A disputa entre reguladores europeus e a infraestrutura privada da Internet ganhou novos contornos. Matthew Prince, CEO da Cloudflare, fez declarações contundentes na plataforma X (anteriormente Twitter) após a empresa ser multada pela Itália devido ao seu papel no bloqueio de conteúdos piratas. Este incidente não representa apenas uma troca de acusações corporativas, mas também resgata uma questão crítica para o ecossistema digital europeu: até que ponto um Estado pode exigir que um provedor global ‘apague’ parte da Internet e quais garantias existem para isso?
A Autorità per le Garanzie nelle Comunicazioni (AGCOM) impôs uma multa superior a 14 milhões de euros à Cloudflare por não cumprir uma ordem relacionada à legislação antipirataria italiana, especificamente com sua plataforma Piracy Shield. O regulador alegou que a Cloudflare deveria ter tomado medidas para desabilitar o acesso a domínios e IPs marcados por detentores de direitos, incluindo a desativação da resolução DNS e o redirecionamento de tráfego.

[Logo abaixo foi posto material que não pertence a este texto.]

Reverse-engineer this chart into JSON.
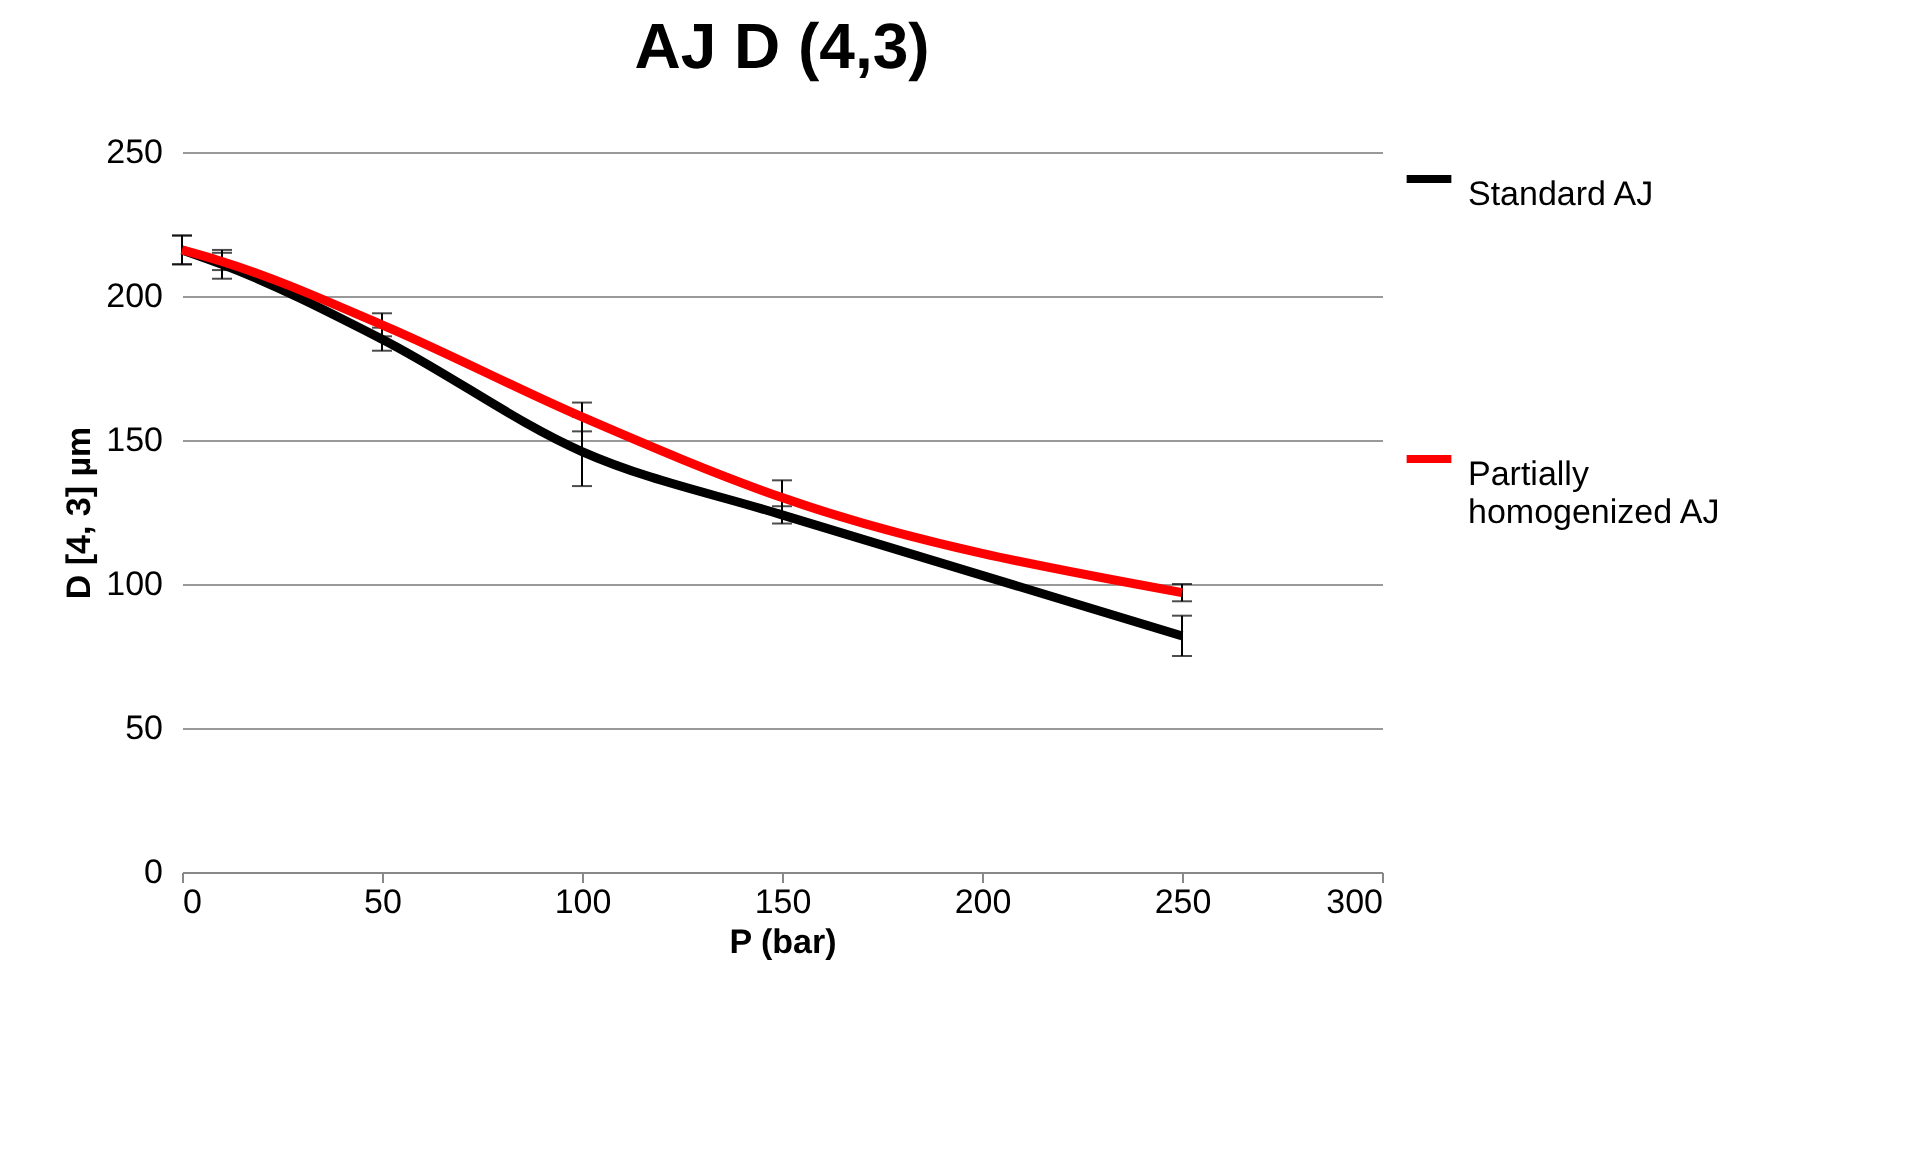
{
  "chart_data": {
    "type": "line",
    "title": "AJ D (4,3)",
    "xlabel": "P (bar)",
    "ylabel": "D [4, 3] µm",
    "x": [
      0,
      10,
      50,
      100,
      150,
      250
    ],
    "series": [
      {
        "name": "Standard AJ",
        "color": "#000000",
        "values": [
          216,
          211,
          185,
          146,
          124,
          82
        ],
        "errors": [
          5,
          5,
          4,
          12,
          3,
          7
        ]
      },
      {
        "name": "Partially homogenized AJ",
        "color": "#ff0000",
        "values": [
          216,
          212,
          190,
          158,
          130,
          97
        ],
        "errors": [
          5,
          3,
          4,
          5,
          6,
          3
        ]
      }
    ],
    "xlim": [
      0,
      300
    ],
    "xticks": [
      0,
      50,
      100,
      150,
      200,
      250,
      300
    ],
    "ylim": [
      0,
      250
    ],
    "yticks": [
      0,
      50,
      100,
      150,
      200,
      250
    ],
    "grid": "y",
    "legend": "right",
    "marker": "none",
    "line_style": "solid"
  }
}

A AGCOM enfatizou que essa decisão é um marco importante devido ao papel da Cloudflare no fornecimento de serviços web, já que uma parte significativa dos sites bloqueados utiliza seus serviços. Desde a implementação do Piracy Shield, mais de 65 mil domínios e cerca de 14 mil IPs teriam sido desativados.
Em resposta, Prince descreveu a penalização como uma “estratégia para censurar a Internet”, apontando que a exigência de agir rapidamente, dentro de um prazo de 30 minutos, seria feita sem supervisão judicial, devido processo legal ou transparência. Ele destacou que o bloqueio poderia afetar não apenas serviços, mas também o resolvedor DNS público da Cloudflare, conhecido como 1.1.1.1, levantando preocupações sobre o bloqueio excessivo de sites legítimos.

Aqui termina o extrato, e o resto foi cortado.